Define reusable transformations between sample types:

```python
@atdata.packable
class ProcessedSample:
    features: NDArray
    label: str

@atdata.lens
def preprocess(sample: ImageSample) -> ProcessedSample:
    features = extract_features(sample.image)
    return ProcessedSample(features=features, label=sample.label)

# Apply lens to view dataset as ProcessedSample
processed_ds = dataset.as_type(ProcessedSample)

for sample in processed_ds.ordered(batch_size=None):
    # sample is now a ProcessedSample
    print(sample.features.shape)
```

## Core Concepts

### DictSample

The default sample type for schema-free exploration. Provides both attribute and dict-style access:

```python
ds = load_dataset("data.tar", split="train")

for sample in ds.ordered():
    # Dict-style access
    print(sample["field_name"])

    # Attribute access
    print(sample.field_name)

    # Introspection
    print(sample.keys())
    print(sample.to_dict())
```

### PackableSample

Base class for typed, serializable samples.

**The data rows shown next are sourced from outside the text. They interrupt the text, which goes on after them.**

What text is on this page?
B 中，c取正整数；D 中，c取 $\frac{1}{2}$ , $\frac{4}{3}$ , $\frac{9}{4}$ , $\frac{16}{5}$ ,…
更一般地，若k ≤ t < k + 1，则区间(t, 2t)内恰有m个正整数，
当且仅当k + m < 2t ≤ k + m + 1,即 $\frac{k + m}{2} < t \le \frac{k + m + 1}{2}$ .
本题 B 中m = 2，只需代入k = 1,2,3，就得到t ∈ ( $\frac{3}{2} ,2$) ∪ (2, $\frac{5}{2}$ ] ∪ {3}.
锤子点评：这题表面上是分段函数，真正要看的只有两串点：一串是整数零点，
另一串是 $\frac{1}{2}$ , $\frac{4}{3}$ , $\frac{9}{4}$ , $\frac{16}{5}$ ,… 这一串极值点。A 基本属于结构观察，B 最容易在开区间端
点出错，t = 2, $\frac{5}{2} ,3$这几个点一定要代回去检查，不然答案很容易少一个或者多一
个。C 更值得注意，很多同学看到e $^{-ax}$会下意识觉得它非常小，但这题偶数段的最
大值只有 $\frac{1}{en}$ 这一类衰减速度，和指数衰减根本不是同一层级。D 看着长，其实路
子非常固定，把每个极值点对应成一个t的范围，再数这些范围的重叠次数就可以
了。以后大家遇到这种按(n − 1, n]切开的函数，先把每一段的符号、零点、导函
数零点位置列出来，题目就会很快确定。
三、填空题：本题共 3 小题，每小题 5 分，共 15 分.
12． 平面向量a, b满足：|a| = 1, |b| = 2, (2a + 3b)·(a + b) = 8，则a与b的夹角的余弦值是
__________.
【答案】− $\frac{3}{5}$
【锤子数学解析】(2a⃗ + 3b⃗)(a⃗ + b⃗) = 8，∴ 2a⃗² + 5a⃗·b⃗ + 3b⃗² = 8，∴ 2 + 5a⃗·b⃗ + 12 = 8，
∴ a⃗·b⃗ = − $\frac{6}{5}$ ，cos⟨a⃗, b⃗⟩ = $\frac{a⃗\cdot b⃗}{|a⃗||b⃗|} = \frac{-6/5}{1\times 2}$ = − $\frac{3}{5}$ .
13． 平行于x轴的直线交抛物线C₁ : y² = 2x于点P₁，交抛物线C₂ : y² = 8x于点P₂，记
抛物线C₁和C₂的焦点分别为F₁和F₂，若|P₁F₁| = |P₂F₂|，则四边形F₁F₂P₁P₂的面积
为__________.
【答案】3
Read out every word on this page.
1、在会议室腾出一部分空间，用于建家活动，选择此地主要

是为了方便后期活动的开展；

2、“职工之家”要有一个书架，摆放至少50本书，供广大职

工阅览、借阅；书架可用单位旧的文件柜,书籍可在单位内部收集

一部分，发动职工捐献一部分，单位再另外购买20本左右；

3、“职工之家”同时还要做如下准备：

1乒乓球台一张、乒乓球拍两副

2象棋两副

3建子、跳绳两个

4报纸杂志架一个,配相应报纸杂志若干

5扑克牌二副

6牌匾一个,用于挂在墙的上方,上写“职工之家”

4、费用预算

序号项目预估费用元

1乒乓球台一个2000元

Fields annotated as `NDArray` are automatically handled:

```python
@atdata.packable
class MySample:
    array_field: NDArray      # Automatically serialized
    optional_array: NDArray | None
    regular_field: str
```

Every `@packable` class automatically registers a lens from `DictSample`, enabling seamless conversion via `.as_type()`.

### Lens

Bidirectional transformations with getter/putter semantics:

```python
@atdata.lens
def my_lens(source: SourceType) -> ViewType:
    # Transform source -> view
    return ViewType(...)

@my_lens.putter
def my_lens_put(view: ViewType, source: SourceType) -> SourceType:
    # Transform view -> source
    return SourceType(...)
```

### Data Sources

Datasets support multiple backends via the `DataSource` protocol:

```python
# String URLs (most common) - automatically wrapped in URLSource
dataset = atdata.Dataset[ImageSample]("data-{000000..000009}.tar")

# S3 with authentication (private buckets, Cloudflare R2, MinIO)
source = atdata.S3Source(
    bucket="my-bucket",
    keys=["data-000000.tar", "data-000001.tar"],
    endpoint="https://my-account.r2.cloudflarestorage.com",
    access_key="...",
    secret_key="...",
)
dataset = atdata.Dataset[ImageSample](source)
```

### Dataset URLs

Uses WebDataset brace expansion for sharded datasets:

- Single file: `"data/dataset-000000.tar"`
- Multiple shards: `"data/dataset-{000000..000099}.tar"`
- Multiple patterns: `"data/{train,val}/dataset-{000000..000009}.tar"`

### HuggingFace-style API

Load datasets with a familiar interface:

```python
from atdata import load_dataset

# Load without type for exploration (returns Dataset[DictSample])
ds = load_dataset("./data/train-*.tar", split="train")

# Load with explicit type
ds = load_dataset("./data/train-*.tar", ImageSample, split="train")

# Load from S3 with brace notation
ds = load_dataset("s3://bucket/data-{000000..000099}.tar", ImageSample, split="train")

# Load all splits (returns DatasetDict)
ds_dict = load_dataset("./data", ImageSample)
train_ds = ds_dict["train"]
test_ds = ds_dict["test"]

# Convert DictSample to typed schema
ds = load_dataset("./data/train.tar", split="train").as_type(ImageSample)
```

## Development

### Setup

```bash
# Install uv if not already available
python -m pip install uv

# Install dependencies
uv sync
```

### Testing

```bash
# Run all tests with coverage
uv run pytest

# Run specific test file
uv run pytest tests/test_dataset.py

# Run single test
uv run pytest tests/test_lens.py::test_lens
```

### Building

```bash
uv build
```

## Contributing

Contributions are welcome! This project is in beta, so the API may still evolve.

## License

This project is licensed under the Mozilla Public License 2.0. See [LICENSE](LICENSE) for details.